Brody: That was awhile back. I need to change those batteries on that fart machine. Look, props aren’t funny; I know they’re not funny. I know farting is not funny, but if you think something’s funny and you believe it’s funny, it can be funny. It could be funny to watch somebody who thinks farting is funny, but then they put another layer on it with the double fart machine. So then it becomes clever. See what I’m saying? If I only had the one fart thing, not funny. But then with the double fart machine in a live setting with energy and amplification, there’s your twist on it. I’m a professor up there, much like those Diet Coke and Mentos guys, playing around with different combinations and formulas. It’s like Morgan Murphy tells me, “Yeah you get angry, but there’s a funny joke within that anger.” So when they’re combined, it turns out to be something kind of different.

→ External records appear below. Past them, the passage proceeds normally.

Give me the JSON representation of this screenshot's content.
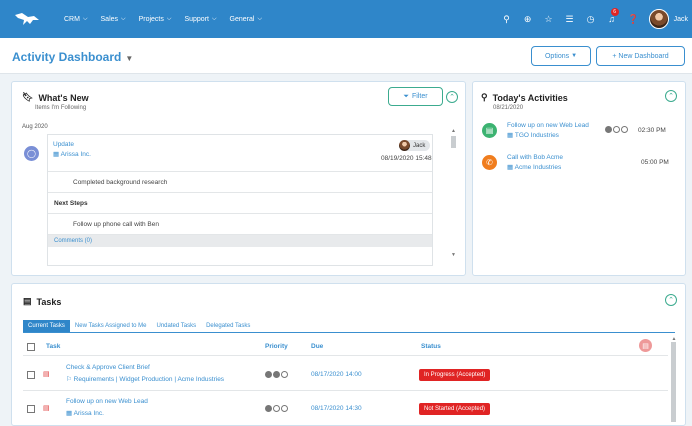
{
  "nav": {
    "menu": [
      {
        "label": "CRM"
      },
      {
        "label": "Sales"
      },
      {
        "label": "Projects"
      },
      {
        "label": "Support"
      },
      {
        "label": "General"
      }
    ],
    "notification_count": "6",
    "user": "Jack"
  },
  "header": {
    "title": "Activity Dashboard",
    "options_label": "Options",
    "new_dashboard_label": "+ New Dashboard"
  },
  "whats_new": {
    "title": "What's New",
    "subtitle": "Items I'm Following",
    "filter_label": "Filter",
    "date_group": "Aug 2020",
    "item": {
      "type": "Update",
      "company": "Arissa Inc.",
      "user": "Jack",
      "timestamp": "08/19/2020 15:48",
      "note": "Completed background research",
      "next_steps_label": "Next Steps",
      "next_step": "Follow up phone call with Ben",
      "comments": "Comments (0)"
    }
  },
  "today": {
    "title": "Today's Activities",
    "date": "08/21/2020",
    "activities": [
      {
        "title": "Follow up on new Web Lead",
        "company": "TGO Industries",
        "time": "02:30 PM",
        "priority": 1,
        "color": "#3cb371"
      },
      {
        "title": "Call with Bob Acme",
        "company": "Acme Industries",
        "time": "05:00 PM",
        "color": "#f07d1e"
      }
    ]
  },
  "tasks": {
    "title": "Tasks",
    "tabs": [
      "Current Tasks",
      "New Tasks Assigned to Me",
      "Undated Tasks",
      "Delegated Tasks"
    ],
    "columns": {
      "task": "Task",
      "priority": "Priority",
      "due": "Due",
      "status": "Status"
    },
    "rows": [
      {
        "title": "Check & Approve Client Brief",
        "sub": "Requirements | Widget Production | Acme Industries",
        "priority": 2,
        "due": "08/17/2020 14:00",
        "status": "In Progress (Accepted)"
      },
      {
        "title": "Follow up on new Web Lead",
        "sub": "Arissa Inc.",
        "priority": 1,
        "due": "08/17/2020 14:30",
        "status": "Not Started (Accepted)"
      }
    ]
  }
}
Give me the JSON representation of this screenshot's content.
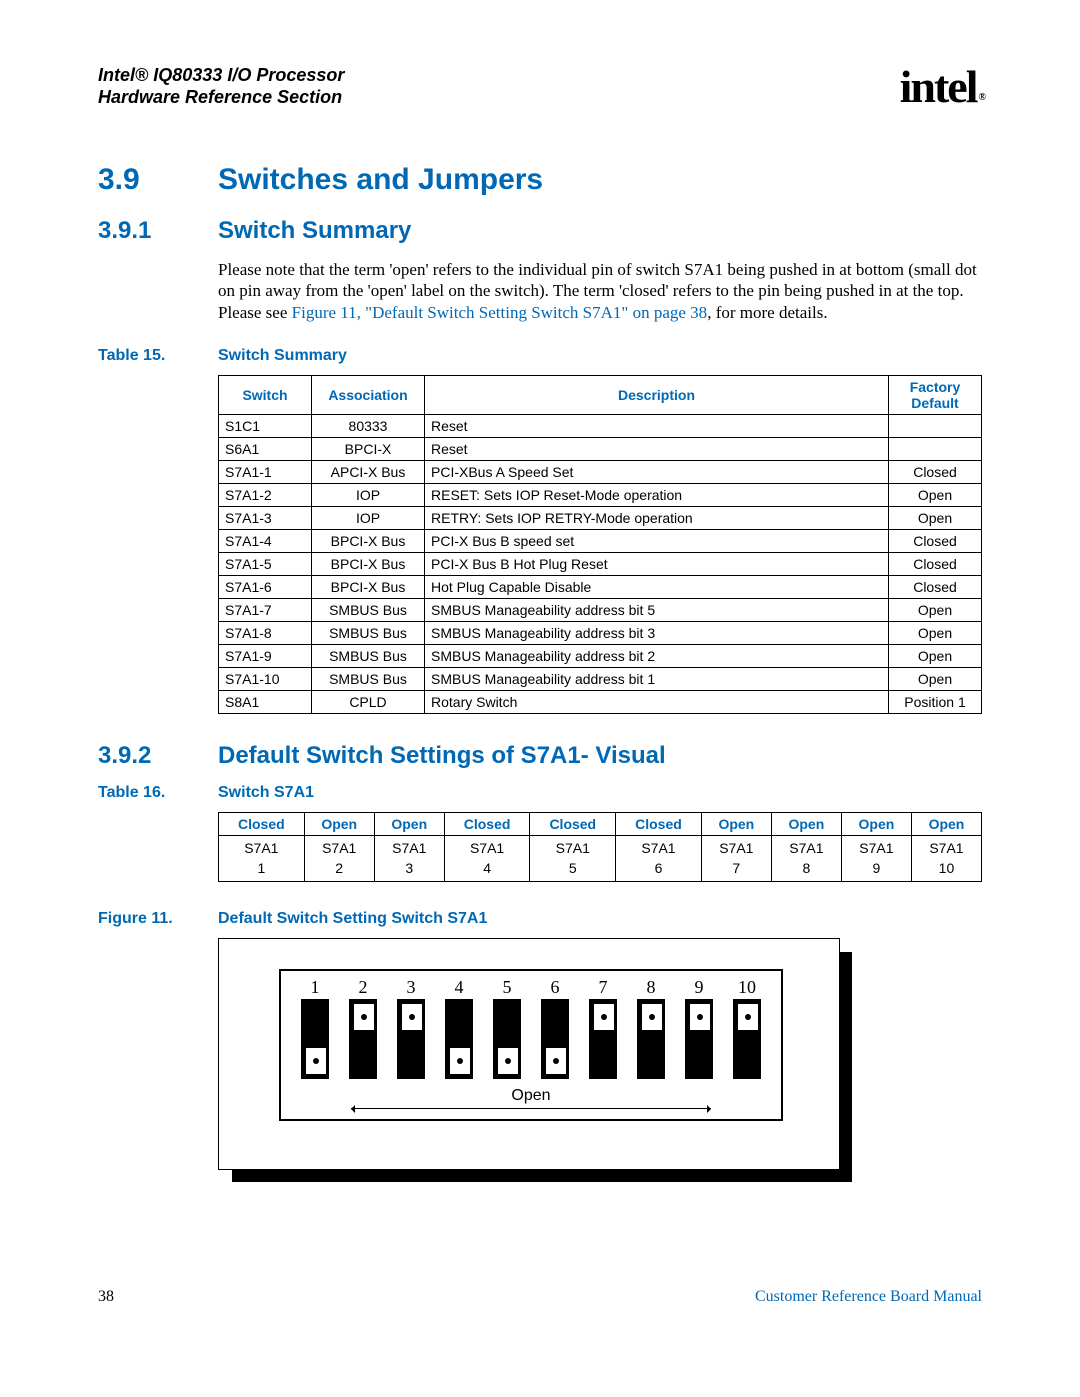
{
  "header": {
    "product": "Intel® IQ80333 I/O Processor",
    "section": "Hardware Reference Section",
    "logo_text": "intel",
    "logo_reg": "®"
  },
  "sec39": {
    "num": "3.9",
    "title": "Switches and Jumpers"
  },
  "sec391": {
    "num": "3.9.1",
    "title": "Switch Summary"
  },
  "intro": {
    "p1a": "Please note that the term 'open' refers to the individual pin of switch S7A1 being pushed in at bottom (small dot on pin away from the 'open' label on the switch). The term 'closed' refers to the pin being pushed in at the top. Please see ",
    "link": "Figure 11, \"Default Switch Setting Switch S7A1\" on page 38",
    "p1b": ", for more details."
  },
  "table15": {
    "caption_num": "Table 15.",
    "caption_title": "Switch Summary",
    "headers": {
      "c1": "Switch",
      "c2": "Association",
      "c3": "Description",
      "c4a": "Factory",
      "c4b": "Default"
    },
    "rows": [
      {
        "sw": "S1C1",
        "assoc": "80333",
        "desc": "Reset",
        "def": ""
      },
      {
        "sw": "S6A1",
        "assoc": "BPCI-X",
        "desc": "Reset",
        "def": ""
      },
      {
        "sw": "S7A1-1",
        "assoc": "APCI-X Bus",
        "desc": "PCI-XBus A Speed Set",
        "def": "Closed"
      },
      {
        "sw": "S7A1-2",
        "assoc": "IOP",
        "desc": "RESET: Sets IOP Reset-Mode operation",
        "def": "Open"
      },
      {
        "sw": "S7A1-3",
        "assoc": "IOP",
        "desc": "RETRY: Sets IOP RETRY-Mode operation",
        "def": "Open"
      },
      {
        "sw": "S7A1-4",
        "assoc": "BPCI-X Bus",
        "desc": "PCI-X Bus B speed set",
        "def": "Closed"
      },
      {
        "sw": "S7A1-5",
        "assoc": "BPCI-X Bus",
        "desc": "PCI-X Bus B Hot Plug Reset",
        "def": "Closed"
      },
      {
        "sw": "S7A1-6",
        "assoc": "BPCI-X Bus",
        "desc": "Hot Plug Capable Disable",
        "def": "Closed"
      },
      {
        "sw": "S7A1-7",
        "assoc": "SMBUS Bus",
        "desc": "SMBUS Manageability address bit 5",
        "def": "Open"
      },
      {
        "sw": "S7A1-8",
        "assoc": "SMBUS Bus",
        "desc": "SMBUS Manageability address bit 3",
        "def": "Open"
      },
      {
        "sw": "S7A1-9",
        "assoc": "SMBUS Bus",
        "desc": "SMBUS Manageability address bit 2",
        "def": "Open"
      },
      {
        "sw": "S7A1-10",
        "assoc": "SMBUS Bus",
        "desc": "SMBUS Manageability address bit 1",
        "def": "Open"
      },
      {
        "sw": "S8A1",
        "assoc": "CPLD",
        "desc": "Rotary Switch",
        "def": "Position 1"
      }
    ]
  },
  "sec392": {
    "num": "3.9.2",
    "title": "Default Switch Settings of S7A1- Visual"
  },
  "table16": {
    "caption_num": "Table 16.",
    "caption_title": "Switch S7A1",
    "headers": [
      "Closed",
      "Open",
      "Open",
      "Closed",
      "Closed",
      "Closed",
      "Open",
      "Open",
      "Open",
      "Open"
    ],
    "row_label": "S7A1",
    "nums": [
      "1",
      "2",
      "3",
      "4",
      "5",
      "6",
      "7",
      "8",
      "9",
      "10"
    ]
  },
  "figure11": {
    "caption_num": "Figure 11.",
    "caption_title": "Default Switch Setting Switch S7A1",
    "open_label": "Open",
    "positions": [
      {
        "n": "1",
        "state": "down"
      },
      {
        "n": "2",
        "state": "up"
      },
      {
        "n": "3",
        "state": "up"
      },
      {
        "n": "4",
        "state": "down"
      },
      {
        "n": "5",
        "state": "down"
      },
      {
        "n": "6",
        "state": "down"
      },
      {
        "n": "7",
        "state": "up"
      },
      {
        "n": "8",
        "state": "up"
      },
      {
        "n": "9",
        "state": "up"
      },
      {
        "n": "10",
        "state": "up"
      }
    ]
  },
  "footer": {
    "page": "38",
    "doc": "Customer Reference Board Manual"
  }
}
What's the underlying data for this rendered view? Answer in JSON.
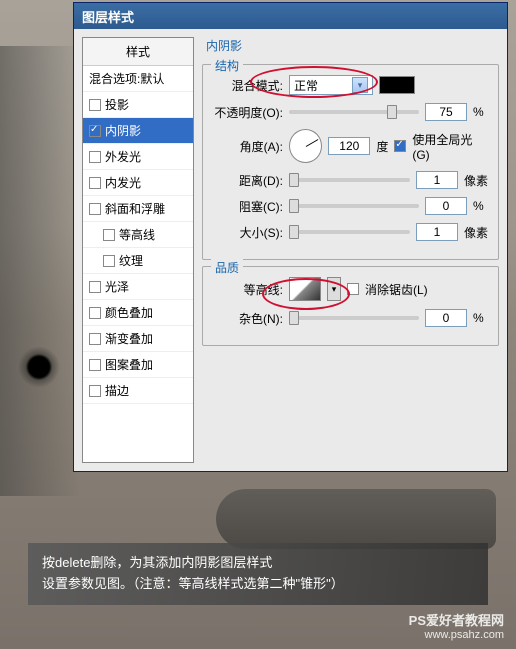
{
  "dialog": {
    "title": "图层样式",
    "section_title": "内阴影"
  },
  "sidebar": {
    "header": "样式",
    "blend_options": "混合选项:默认",
    "items": [
      {
        "label": "投影",
        "checked": false
      },
      {
        "label": "内阴影",
        "checked": true,
        "selected": true
      },
      {
        "label": "外发光",
        "checked": false
      },
      {
        "label": "内发光",
        "checked": false
      },
      {
        "label": "斜面和浮雕",
        "checked": false
      },
      {
        "label": "等高线",
        "checked": false,
        "sub": true
      },
      {
        "label": "纹理",
        "checked": false,
        "sub": true
      },
      {
        "label": "光泽",
        "checked": false
      },
      {
        "label": "颜色叠加",
        "checked": false
      },
      {
        "label": "渐变叠加",
        "checked": false
      },
      {
        "label": "图案叠加",
        "checked": false
      },
      {
        "label": "描边",
        "checked": false
      }
    ]
  },
  "structure": {
    "legend": "结构",
    "blend_mode_label": "混合模式:",
    "blend_mode_value": "正常",
    "opacity_label": "不透明度(O):",
    "opacity_value": "75",
    "opacity_unit": "%",
    "angle_label": "角度(A):",
    "angle_value": "120",
    "angle_unit": "度",
    "global_light_label": "使用全局光(G)",
    "distance_label": "距离(D):",
    "distance_value": "1",
    "distance_unit": "像素",
    "choke_label": "阻塞(C):",
    "choke_value": "0",
    "choke_unit": "%",
    "size_label": "大小(S):",
    "size_value": "1",
    "size_unit": "像素"
  },
  "quality": {
    "legend": "品质",
    "contour_label": "等高线:",
    "antialias_label": "消除锯齿(L)",
    "noise_label": "杂色(N):",
    "noise_value": "0",
    "noise_unit": "%"
  },
  "caption": {
    "line1": "按delete删除，为其添加内阴影图层样式",
    "line2": "设置参数见图。（注意：等高线样式选第二种\"锥形\"）"
  },
  "watermark": {
    "line1": "PS爱好者教程网",
    "line2": "www.psahz.com"
  }
}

It’s like a double plus good.

Brody: It’s a double plus good, but. . . .yeah! There’s no but! It’s a double plus good.

Where do you perform at in Los Angeles?

Brody: The Upright Citizens Brigade Theatre in LA quite a bit. I was just in New York and I did Aziz Anzari’s Crash Test at the UCB Theatre in New York. I’ve been going up at Tigerlily, El Cid’s “Garage Comedy” on Monday nights. Once and awhile I get to do Largo. I’m doing a lot of internet projects. Late nights at The Hollywood Comedy Store and still calling in my avails to the Melrose Improv.

Does Brody Stevens have a message for the children?

Brody: The message for the children is… bus your tables. Don’t… uhh… hold on. Bus your tables… you threw me off on this one. Don’t curse in public… a message for the children? Bus your tables… Brody, I’m thinking right now. I don’t know. I turned myself off.